I think we (Bonow and Nokes) both want the book to be beautiful and feel really alive. And the portraits of these storytellers were shot — we sent this awesome photographer named Elizabeth Rudge to seven different cities to shoot people in their homes, their lives, and the parks where they hang out. We just wanted it to feel like this is what life is like, and there are totally stories in there that are really sad and heartbreaking.

And at the same time, in aggregate, these stories feel really triumphant and empowered. These people are standing here looking at this camera and smiling. It wouldn’t really have made sense for it to feel dour, you know? Because I don’t think the people in this book feel that way, even if their abortions were difficult for them to process for any number of reasons or the circumstances surrounding them were painful. There’s something really electrifying about — especially in this cultural context — choosing to stand up and really own your life. And I think that we wanted the design to reflect that.

A passage from the book,

Photo: Screenshot From “Shout Your Abortion”

A passage from the book, “Shout Your Abortion.”

Another thing — thinking about the fashion section and stuff, and the other sections that come after the stories — I don’t think the abortion movement has really been great at branding. I’m kind of being tongue-in-cheek, using that word but even just the word, (abortion), there’s so much avoidance of the word. And I think that just making art about abortion and putting that word on a beautiful dress, and wearing that beautiful dress with a bunch of lipstick on — there’s just something really radical about that.

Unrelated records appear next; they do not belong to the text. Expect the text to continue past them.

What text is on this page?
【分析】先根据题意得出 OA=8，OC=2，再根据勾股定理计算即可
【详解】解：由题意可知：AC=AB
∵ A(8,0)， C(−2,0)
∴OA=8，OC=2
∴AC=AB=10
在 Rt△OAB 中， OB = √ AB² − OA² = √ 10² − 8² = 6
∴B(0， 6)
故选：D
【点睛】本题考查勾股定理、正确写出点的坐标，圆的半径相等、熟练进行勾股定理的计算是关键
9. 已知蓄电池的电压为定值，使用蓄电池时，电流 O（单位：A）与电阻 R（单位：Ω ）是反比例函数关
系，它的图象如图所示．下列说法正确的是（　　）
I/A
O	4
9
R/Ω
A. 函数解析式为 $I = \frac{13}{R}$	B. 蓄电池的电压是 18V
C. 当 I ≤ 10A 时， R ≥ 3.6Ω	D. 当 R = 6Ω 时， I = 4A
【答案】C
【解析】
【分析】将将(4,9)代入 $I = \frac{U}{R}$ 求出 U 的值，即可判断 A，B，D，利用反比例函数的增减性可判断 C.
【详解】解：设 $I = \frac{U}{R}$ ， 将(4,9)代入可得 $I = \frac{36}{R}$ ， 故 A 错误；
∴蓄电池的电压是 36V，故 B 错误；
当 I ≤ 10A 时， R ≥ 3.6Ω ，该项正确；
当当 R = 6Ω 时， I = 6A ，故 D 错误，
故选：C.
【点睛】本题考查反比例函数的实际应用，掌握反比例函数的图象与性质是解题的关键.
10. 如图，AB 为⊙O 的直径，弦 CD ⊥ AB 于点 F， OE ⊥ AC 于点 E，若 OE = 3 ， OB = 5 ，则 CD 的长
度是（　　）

… A lot of the stories, and again this not at all something we editorialized or tried to bring out at all, but so many of their stories end with “And then I didn’t talk about my abortion for a really long time, and then I started to talk about it. And starting to talk about it had this incredible ripple effect in the rest of my life and I started doing advocacy work with my local clinic and now I’m a clinic escort.” Then reaching some point new self-actualization, and giving some of that back to other people. Which is was really a cool thing to see; so many people talk about being compelled to do some sort of activism through supporting them, after they got around to processing their own.